Over the past forty years right-of-centre governments have repeatedly tried to regain control of the site, whilst left-of-centre governments have tended to recognise it as an interesting social experiment.
The absence of security of tenure at Christiania has discouraged any long-term investment by residents, but that may be about to change. Although the government recently won a legal battle to confirm that they own the land Christiania has now been offered the chance to buy its land at a price of around £9 million for the barracks area and for a long lease on the remaining land for £700,000 a year. The figures are hard to confirm because the negotiations are ongoing, but this is way below the market price. The offer has been the subject of intense debate within Christiania but the commune has managed to overcome its anarchist principles (“Property is Theft”) and accept the deal. The problem they now face is raising the necessary funds. Shares are being offered worldwide although these are more like donations and will have no intrinsic value. A foundation, like a community land trust, will own the land and supervise future development, grant tenure and administer the commune.

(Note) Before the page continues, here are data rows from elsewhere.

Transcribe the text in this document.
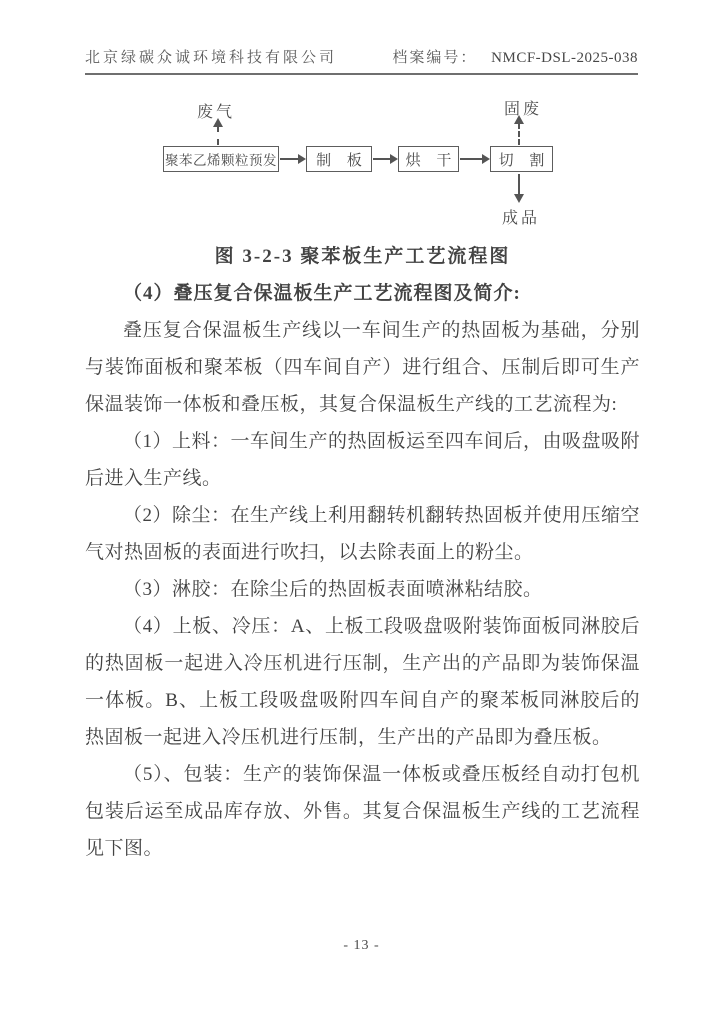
北京绿碳众诚环境科技有限公司	档案编号： NMCF-DSL-2025-038
废气	固废
成品
聚苯乙烯颗粒预发	制 板	烘 干	切 割

图 3-2-3 聚苯板生产工艺流程图

（4）叠压复合保温板生产工艺流程图及简介:

叠压复合保温板生产线以一车间生产的热固板为基础，分别与装饰面板和聚苯板（四车间自产）进行组合、压制后即可生产保温装饰一体板和叠压板，其复合保温板生产线的工艺流程为:

（1）上料：一车间生产的热固板运至四车间后，由吸盘吸附后进入生产线。

（2）除尘：在生产线上利用翻转机翻转热固板并使用压缩空气对热固板的表面进行吹扫，以去除表面上的粉尘。

（3）淋胶：在除尘后的热固板表面喷淋粘结胶。

（4）上板、冷压：A、上板工段吸盘吸附装饰面板同淋胶后的热固板一起进入冷压机进行压制，生产出的产品即为装饰保温一体板。B、上板工段吸盘吸附四车间自产的聚苯板同淋胶后的热固板一起进入冷压机进行压制，生产出的产品即为叠压板。

（5）、包装：生产的装饰保温一体板或叠压板经自动打包机包装后运至成品库存放、外售。其复合保温板生产线的工艺流程见下图。

- 13 -
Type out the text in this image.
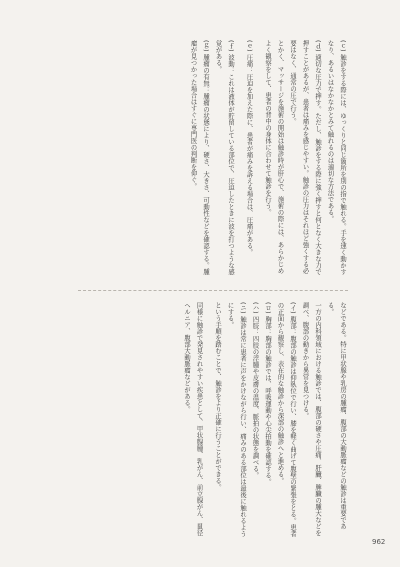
(ｃ) 触診をする際には、ゆっくりと同じ箇所を別の指で触れる。手を速く動かすなり、あるいはなかなかとみて触れるのは適切な方法である。

(ｄ) 適切な圧力で押す。ただし、触診をする際に強く押すと何となく大きな力で押すことがあるが、患者は痛みを感じやすい。触診の圧力はそれほど強くする必要はなく、通常の圧で行う。

とかく、マッサージを施術の開始は触診時が肝心で、施術の際には、あらかじめよく観察をして、患者の背中の身体に合わせて触診を行う。

(ｅ) 圧痛：圧迫を加えた際に、患者が痛みを訴える場合は、圧痛がある。

(ｆ) 波動：これは液体が貯留している部位で、圧迫したときに波を打つような感覚がある。

(ｇ) 腫瘤の有無：腫瘤の状態により、硬さ、大きさ、可動性などを確認する。腫瘤が見つかった場合はすぐに専門医の判断を仰ぐ。

などである。特に甲状腺や乳房の腫瘤、腹部の大動脈瘤などの触診は重要である。

一方の内科領域における触診では、腹部の硬さや圧痛、肝臓、脾臓の腫大などを調べ、腹部の動きから異常を見つける。

(イ) 腹部：腹部の触診は仰臥位で行い、膝を軽く曲げて腹壁の緊張をとる。患者の正面から観察し、表在的な触診から深部の触診へと進める。

(ロ) 胸部：胸部の触診では、呼吸運動や心尖拍動を確認する。

(ハ) 四肢：四肢の浮腫や皮膚の温度、脈拍の状態を調べる。

(ニ) 触診は常に患者に声をかけながら行い、痛みのある部位は最後に触れるようにする。

という手順を踏むことで、触診をより正確に行うことができる。

同様に触診で発見されやすい疾患として、甲状腺腫、乳がん、前立腺がん、鼠径ヘルニア、腹部大動脈瘤などがある。

962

The consequence of this historic deal is that Christiania has the opportunity to show the world an alternative form of development. Looking at the site, I estimate they could build 500 or more exemplar sustainable homes and create new businesses for growing food, recycling and energy production. Rents and service charges could fund an array of social and community programmes. It could become a self-sustaining garden city within a city. This is an exciting time to be a resident of Christiania.